I’ve already spoken at length and provided testimony about the cross-filed companion to SB391, so I may just send along the same document to Senator Pipkin.

Meanwhile, we have played around with the concept of offshore wind for the last half-decade and have made no progress. The reason this effort is stalled isn’t because of lack of effort, but lack of economic sense. It’s the same reason Bluewater Wind pulled the plug in late 2011, according to NRG Energy President and CEO David Crane, who said in a release at the time:

Our people have worked hard and we’ve made a considerable financial investment in the Wind Park, but that effort cannot overcome the difficult and unfortunate realities of the current market. We’re not giving up, but at this moment we can’t rationally justify further investment in this project without the prospect that it can move forward within a reasonable timeframe.

Translation: it’s an economic loser the market won’t touch with a ten-foot pole, and the supposed $1.50 per month rate increase won’t cover the costs to the utility. At the very end of the fiscal note it’s worth pointing out that two similar projects are running (in current prices) between 18.7 and 24.4 cents per kWh, compared to the national average of around a dime per kWh.

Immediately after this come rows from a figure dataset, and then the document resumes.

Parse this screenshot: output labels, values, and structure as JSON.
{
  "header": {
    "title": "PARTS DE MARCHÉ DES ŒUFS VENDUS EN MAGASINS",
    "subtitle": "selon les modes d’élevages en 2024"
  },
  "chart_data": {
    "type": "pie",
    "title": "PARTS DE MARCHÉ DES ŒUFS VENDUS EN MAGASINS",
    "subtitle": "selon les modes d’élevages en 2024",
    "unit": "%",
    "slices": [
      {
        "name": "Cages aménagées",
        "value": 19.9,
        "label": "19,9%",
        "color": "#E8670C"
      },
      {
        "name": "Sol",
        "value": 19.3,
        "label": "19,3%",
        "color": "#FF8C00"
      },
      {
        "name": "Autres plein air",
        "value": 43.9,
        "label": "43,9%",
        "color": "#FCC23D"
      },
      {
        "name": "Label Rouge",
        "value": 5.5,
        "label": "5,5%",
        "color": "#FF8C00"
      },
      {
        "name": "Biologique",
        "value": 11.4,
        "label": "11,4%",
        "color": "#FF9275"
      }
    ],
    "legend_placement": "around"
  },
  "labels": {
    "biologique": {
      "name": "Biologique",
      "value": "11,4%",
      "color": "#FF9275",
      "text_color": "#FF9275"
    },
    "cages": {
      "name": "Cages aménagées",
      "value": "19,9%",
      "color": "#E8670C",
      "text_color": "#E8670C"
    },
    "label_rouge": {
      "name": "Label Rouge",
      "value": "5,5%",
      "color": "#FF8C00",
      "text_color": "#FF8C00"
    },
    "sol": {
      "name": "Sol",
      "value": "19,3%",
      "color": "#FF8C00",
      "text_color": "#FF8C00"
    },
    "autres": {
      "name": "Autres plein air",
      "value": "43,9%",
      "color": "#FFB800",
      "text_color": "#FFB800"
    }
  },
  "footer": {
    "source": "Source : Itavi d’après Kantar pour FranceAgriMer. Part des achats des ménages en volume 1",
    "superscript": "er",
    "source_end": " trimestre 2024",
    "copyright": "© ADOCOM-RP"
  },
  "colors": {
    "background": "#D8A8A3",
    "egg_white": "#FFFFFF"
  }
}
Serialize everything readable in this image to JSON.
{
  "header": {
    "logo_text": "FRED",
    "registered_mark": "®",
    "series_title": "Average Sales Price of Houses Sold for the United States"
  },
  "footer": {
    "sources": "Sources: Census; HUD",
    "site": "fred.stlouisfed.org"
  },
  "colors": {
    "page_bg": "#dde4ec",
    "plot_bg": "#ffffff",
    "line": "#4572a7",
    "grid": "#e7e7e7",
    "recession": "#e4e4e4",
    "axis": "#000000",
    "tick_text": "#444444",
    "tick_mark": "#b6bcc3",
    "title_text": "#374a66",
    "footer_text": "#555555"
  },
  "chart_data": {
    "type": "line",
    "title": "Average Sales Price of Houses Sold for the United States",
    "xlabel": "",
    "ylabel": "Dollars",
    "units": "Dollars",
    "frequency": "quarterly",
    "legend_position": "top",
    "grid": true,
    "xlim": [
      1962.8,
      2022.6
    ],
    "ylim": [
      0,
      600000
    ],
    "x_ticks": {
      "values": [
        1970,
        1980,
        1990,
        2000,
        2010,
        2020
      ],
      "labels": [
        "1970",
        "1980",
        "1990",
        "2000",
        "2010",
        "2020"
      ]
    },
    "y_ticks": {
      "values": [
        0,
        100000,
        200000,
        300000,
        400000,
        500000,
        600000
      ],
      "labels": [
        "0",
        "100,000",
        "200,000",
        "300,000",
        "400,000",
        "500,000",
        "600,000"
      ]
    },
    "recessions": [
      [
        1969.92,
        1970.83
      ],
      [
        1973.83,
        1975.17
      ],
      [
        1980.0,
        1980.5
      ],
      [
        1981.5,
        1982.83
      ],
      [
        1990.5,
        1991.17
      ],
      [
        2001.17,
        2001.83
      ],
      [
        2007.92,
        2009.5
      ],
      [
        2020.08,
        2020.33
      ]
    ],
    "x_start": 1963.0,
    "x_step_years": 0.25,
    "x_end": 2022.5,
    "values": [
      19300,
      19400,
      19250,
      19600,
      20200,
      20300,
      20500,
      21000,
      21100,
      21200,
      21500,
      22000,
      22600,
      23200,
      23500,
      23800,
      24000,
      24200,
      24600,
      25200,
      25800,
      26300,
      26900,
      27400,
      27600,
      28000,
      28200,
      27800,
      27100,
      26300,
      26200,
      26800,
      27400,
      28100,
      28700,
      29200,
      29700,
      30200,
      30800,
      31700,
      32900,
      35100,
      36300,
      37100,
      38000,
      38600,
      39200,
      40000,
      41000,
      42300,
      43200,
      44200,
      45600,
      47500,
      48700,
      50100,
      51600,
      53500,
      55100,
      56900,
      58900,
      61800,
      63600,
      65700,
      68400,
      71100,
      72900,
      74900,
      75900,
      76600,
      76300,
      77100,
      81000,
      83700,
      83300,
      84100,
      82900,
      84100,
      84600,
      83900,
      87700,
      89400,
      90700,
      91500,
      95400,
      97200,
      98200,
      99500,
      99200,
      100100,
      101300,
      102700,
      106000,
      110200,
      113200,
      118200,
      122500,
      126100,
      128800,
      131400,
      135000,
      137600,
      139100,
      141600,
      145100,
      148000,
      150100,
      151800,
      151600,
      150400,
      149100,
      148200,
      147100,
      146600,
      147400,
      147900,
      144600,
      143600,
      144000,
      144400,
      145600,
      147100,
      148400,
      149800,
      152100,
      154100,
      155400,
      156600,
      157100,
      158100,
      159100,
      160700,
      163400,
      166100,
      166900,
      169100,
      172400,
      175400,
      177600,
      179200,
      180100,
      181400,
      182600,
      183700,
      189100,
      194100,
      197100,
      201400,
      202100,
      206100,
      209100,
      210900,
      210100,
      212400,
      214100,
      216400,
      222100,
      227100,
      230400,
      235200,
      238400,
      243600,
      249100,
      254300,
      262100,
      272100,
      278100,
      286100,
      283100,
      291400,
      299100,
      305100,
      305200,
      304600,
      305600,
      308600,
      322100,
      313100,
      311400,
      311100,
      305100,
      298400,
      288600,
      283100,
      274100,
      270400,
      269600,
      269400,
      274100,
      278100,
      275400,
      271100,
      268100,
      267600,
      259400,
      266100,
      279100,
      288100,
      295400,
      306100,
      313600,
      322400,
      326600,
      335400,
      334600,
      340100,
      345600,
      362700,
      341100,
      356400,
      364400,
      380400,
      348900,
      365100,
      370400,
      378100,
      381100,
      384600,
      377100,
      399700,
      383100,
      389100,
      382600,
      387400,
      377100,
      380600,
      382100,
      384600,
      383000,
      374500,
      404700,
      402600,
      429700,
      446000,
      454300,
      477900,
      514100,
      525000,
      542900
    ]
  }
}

Lastly, we have the death penalty, which is already been eradicated in a de facto way by Maryland’s refusal to execute any of the five death row inmates we have. Since Martin O’Malley doesn’t believe in the law, he won’t carry it out and instead wants to change it. (Gee, too bad we can’t do that with our tax burden.)

Now I’ve heard the argument that executions are more expensive than keeping the criminal in prison for the rest of his or her life. Yet the reason this occurs is the enormous cost of endless appeals in the process. If we limit the appeals to one per appellate level, that would do more to contain costs. And it seems to me that, if the government puts its mind to it, executions can occur in a relative hurry. (Timothy McVeigh was unavailable for comment.)

On the other hand, one also has to ask: what if you get a Chris Dorner situation, but he’s taken alive. Shouldn’t we have the death penalty as a deterrent and example? Why take it off the books?

I look at it this way: I am pro-life, but pro-death penalty. To explain away this apparent contradiction is easy: by making the conscious decision to kill another without provocation, in a premeditated fashion as part of the commission of a crime, is to forfeit your right to life. Whereas an unborn baby has no choice in the matter, the perpetrator does.

In a well-run state, the first bill would pass and the latter two would be laughed out of the General Assembly. Unfortunately, we don’t have a well-run state yet so the best we can do is stop the bleeding.